One was a large, copper 1794 one-cent piece, bearing an image of “Lady Liberty” and a freedom cap. Such caps traditionally designated a slave’s emancipation, said U-Md. doctorate student Stefan Woehlke.
In this case, the cap signified U.S. freedom from Great Britain, Woehlke said at the dig site Wednesday. But he wondered: “Is it something that, to the free African American community, had a deeper significance than just the national independence from Britain?”
He was also intrigued that the coin was found in the 1850s soil layer. “It’s very interesting that we find this coin, so many years later, still in this neighborhood,” he said.

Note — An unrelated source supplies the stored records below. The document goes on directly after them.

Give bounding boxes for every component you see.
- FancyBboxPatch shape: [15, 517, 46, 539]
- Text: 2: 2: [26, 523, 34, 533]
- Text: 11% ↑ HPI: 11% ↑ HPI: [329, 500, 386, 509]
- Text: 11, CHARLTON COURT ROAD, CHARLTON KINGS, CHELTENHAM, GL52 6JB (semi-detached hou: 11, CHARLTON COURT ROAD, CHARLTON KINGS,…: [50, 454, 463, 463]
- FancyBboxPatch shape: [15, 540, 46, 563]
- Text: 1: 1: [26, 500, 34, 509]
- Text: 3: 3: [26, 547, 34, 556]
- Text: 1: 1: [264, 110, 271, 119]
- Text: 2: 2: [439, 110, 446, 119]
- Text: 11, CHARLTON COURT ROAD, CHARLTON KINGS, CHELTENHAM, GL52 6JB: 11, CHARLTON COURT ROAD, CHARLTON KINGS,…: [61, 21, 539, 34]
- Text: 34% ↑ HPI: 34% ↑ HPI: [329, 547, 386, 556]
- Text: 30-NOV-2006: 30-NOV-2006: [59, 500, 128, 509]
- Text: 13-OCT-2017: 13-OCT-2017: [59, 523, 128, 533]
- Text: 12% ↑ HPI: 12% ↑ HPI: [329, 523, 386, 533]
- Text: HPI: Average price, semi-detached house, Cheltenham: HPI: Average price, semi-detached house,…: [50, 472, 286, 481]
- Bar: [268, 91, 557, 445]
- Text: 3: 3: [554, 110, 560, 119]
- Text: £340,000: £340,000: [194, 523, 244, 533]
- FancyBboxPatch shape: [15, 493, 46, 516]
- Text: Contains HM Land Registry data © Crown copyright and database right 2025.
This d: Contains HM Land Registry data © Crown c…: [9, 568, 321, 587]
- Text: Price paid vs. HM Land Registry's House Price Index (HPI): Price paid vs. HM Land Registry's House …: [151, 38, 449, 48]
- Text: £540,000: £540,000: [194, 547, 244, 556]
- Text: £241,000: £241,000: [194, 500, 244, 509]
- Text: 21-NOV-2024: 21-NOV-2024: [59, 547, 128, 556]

Another item of interest was a length of “nail stock” — a piece of metal that was used in the low-tech trade of nail making. That might be a job that recently freed slaves could have turned to, he said.
A third find was a large patch of oyster shells, which Woehlke said might have been used to nourish chickens.

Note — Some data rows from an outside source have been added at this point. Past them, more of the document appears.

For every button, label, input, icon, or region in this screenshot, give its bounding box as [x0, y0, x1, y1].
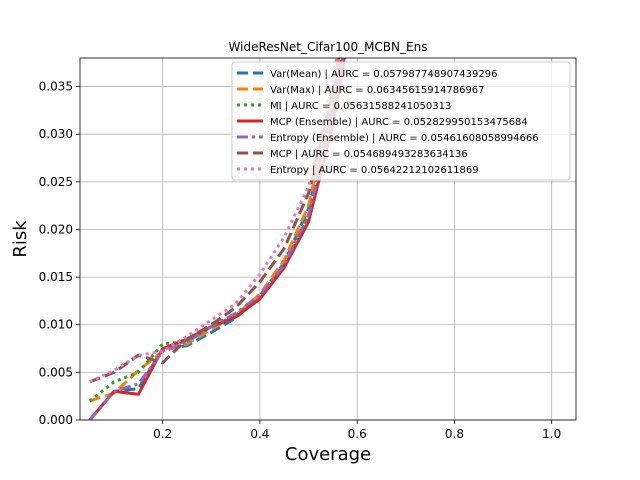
series-line-2	[89, 58, 341, 403]
x-tick-label: 1.0	[542, 427, 561, 441]
y-tick-label: 0.025	[39, 175, 73, 189]
y-tick-label: 0.030	[39, 127, 73, 141]
legend-label: Entropy (Ensemble) | AURC = 0.0546160805…	[270, 133, 539, 144]
x-tick-label: 0.2	[153, 427, 172, 441]
legend-label: MI | AURC = 0.05631588241050313	[270, 101, 451, 112]
legend-label: Var(Max) | AURC = 0.06345615914786967	[270, 85, 485, 96]
legend-label: MCP (Ensemble) | AURC = 0.05282995015347…	[270, 117, 528, 128]
legend-label: MCP | AURC = 0.054689493283634136	[270, 149, 468, 160]
legend-label: Entropy | AURC = 0.05642212102611869	[270, 165, 479, 176]
y-tick-label: 0.020	[39, 222, 73, 236]
x-tick-label: 0.4	[250, 427, 269, 441]
y-axis-label: Risk	[10, 220, 31, 258]
legend-box	[231, 61, 571, 181]
legend-label: Var(Mean) | AURC = 0.057987748907439296	[270, 69, 497, 80]
y-tick-label: 0.010	[39, 318, 73, 332]
x-axis-label: Coverage	[285, 444, 371, 465]
x-tick-label: 0.8	[445, 427, 464, 441]
y-tick-label: 0.035	[39, 80, 73, 94]
legend: Var(Mean) | AURC = 0.057987748907439296 V…	[231, 61, 571, 181]
x-tick-label: 0.6	[348, 427, 367, 441]
plot-frame	[79, 57, 577, 421]
ticks: 0.2 0.4 0.6 0.8 1.0 0.000 0.005 0.010 0.015 0.020…	[39, 80, 562, 441]
y-tick-label: 0.005	[39, 365, 73, 379]
y-tick-label: 0.000	[39, 413, 73, 427]
series-line-4	[88, 58, 346, 420]
chart-title: WideResNet_Cifar100_MCBN_Ens	[229, 40, 428, 54]
y-tick-label: 0.015	[39, 270, 73, 284]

“You’ve got a lot of unsung heroes here,” Green said. “Everybody knows about Frederick Douglass. He’s a household name. He’s a native son here. But well in advance of Frederick Douglass, we have persons like Grace Brooks.”
The former slave became so well regarded in Easton that she merited a rare obituary when she died in 1810, he said. She had earned enough money as an enslaved midwife, serving blacks and whites, that she could buy her freedom as well as her family’s.

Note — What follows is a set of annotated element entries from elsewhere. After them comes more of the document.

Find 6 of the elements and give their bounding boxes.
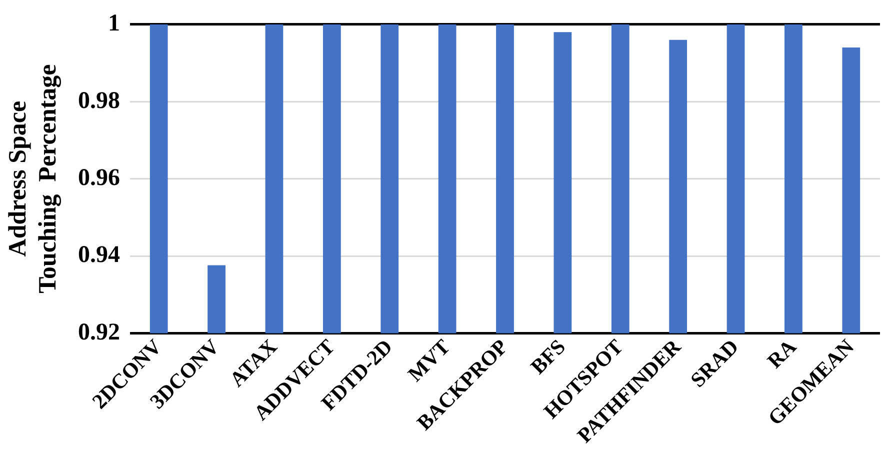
y-tick-label: 0.94 [78, 242, 120, 268]
y-tick-label: 0.96 [78, 165, 120, 192]
y-tick-label: 1 [108, 10, 120, 37]
y-axis-title: Address Space Touching Percentage [4, 64, 62, 294]
y-tick-label: 0.92 [78, 319, 120, 346]
y-tick-label: 0.98 [78, 88, 120, 114]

She moved to the Hill in 1788 and bought a home. “She’s amazing, to be quite frank,” Green said.
The three-week dig here, which concludes Friday, was focused on a property where three anonymous African Americans lived, according to the U.S. Census of 1790, Green said.
“We knew that if we could get to this site, we could get to some earlier 1700s material culture,” he said.
But little is known about the trio.
“We don’t know if they were women,” Green said. “We don’t know if they were men. We just know they were free and they were black.”